Dennis' Nagoya Dolphins narrowly missed the playoffs this past season, finishing ninth, and while he and his family call Japan home and have no plans to move or return to the NBL, he knows never to say never as a professional coach.
"In this game, as I said, you never know, if I have another season like I did this year, I don't think I'll have a job here in Nagoya. So, I'm realistic about that side of it, too, that you need to make sure you win.
"We're building a life here in Japan, I don't see us leaving anytime soon... I know for the rest of my life, I'll coach this game at some level."
Despite the NBL not being part of his immediate plans for the future, it still has a special place in his heart and Dennis has one concern with the direction of the league as it trends more towards a breeding ground for American coaches rather than a pathway for aspiring Australian coaches to reach for.
"It's very disappointing that we can't find qualified coaches that are from our own country to coach in the NBL. I don't like a lot of things how the NBL's basically becoming the NBA. Now, they're talking about this in-season tournament. What for? What's the point of that?
"You can't knock how the NBL's been saved, it's amazing.
"If it wasn't for Larry, I think it'd be still floundering along and maybe not even exist. That has to be acknowledged. But it is becoming more about entertainment and obviously building those ties with the NBA to try and increase exposure of the league, I guess.
"It's also helped probably bring some high-calibre players into the league that maybe wouldn't have come if there wasn't that exposure to the NBA. All those things are good.
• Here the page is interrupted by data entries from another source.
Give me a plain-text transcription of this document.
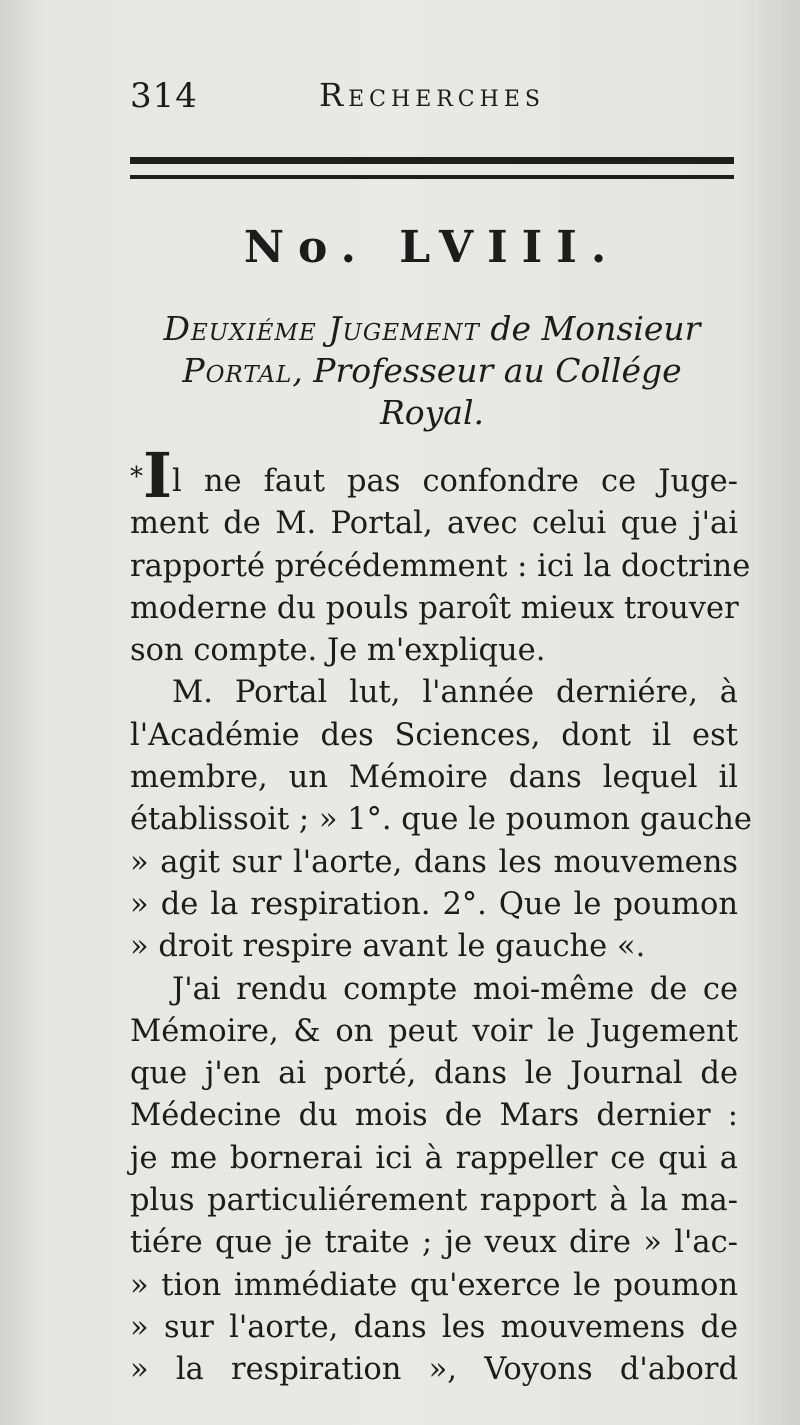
314	Recherches
No. LVIII.
Deuxiéme Jugement de Monsieur
Portal, Professeur au Collége
Royal.

*Il ne faut pas confondre ce Juge-
ment de M. Portal, avec celui que j'ai
rapporté précédemment : ici la doctrine
moderne du pouls paroît mieux trouver
son compte. Je m'explique.

M. Portal lut, l'année derniére, à
l'Académie des Sciences, dont il est
membre, un Mémoire dans lequel il
établissoit ; » 1°. que le poumon gauche
» agit sur l'aorte, dans les mouvemens
» de la respiration. 2°. Que le poumon
» droit respire avant le gauche «.

J'ai rendu compte moi-même de ce
Mémoire, & on peut voir le Jugement
que j'en ai porté, dans le Journal de
Médecine du mois de Mars dernier :
je me bornerai ici à rappeller ce qui a
plus particuliérement rapport à la ma-
tiére que je traite ; je veux dire » l'ac-
» tion immédiate qu'exerce le poumon
» sur l'aorte, dans les mouvemens de
» la respiration », Voyons d'abord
But you can't tell me that there's not Australian coaches there who could do just as good a job."
"People will talk about it and say, 'well Justin Schueller got his job at the Bullets'. I thought he did a great job and he was evolving and all those things.
"People will say the Australian coaches aren't good enough. Well, they are. How about you give them a decent team and the right players and you might see a difference."
His passion for seeing pathways for young Australian coaches seems just as important as his passion for the game in general.
And while we haven't seen Dennis coach on home soil in almost a decade, it is clear he is one of the pioneers of the Australian influx into Japan and should be recognised as such.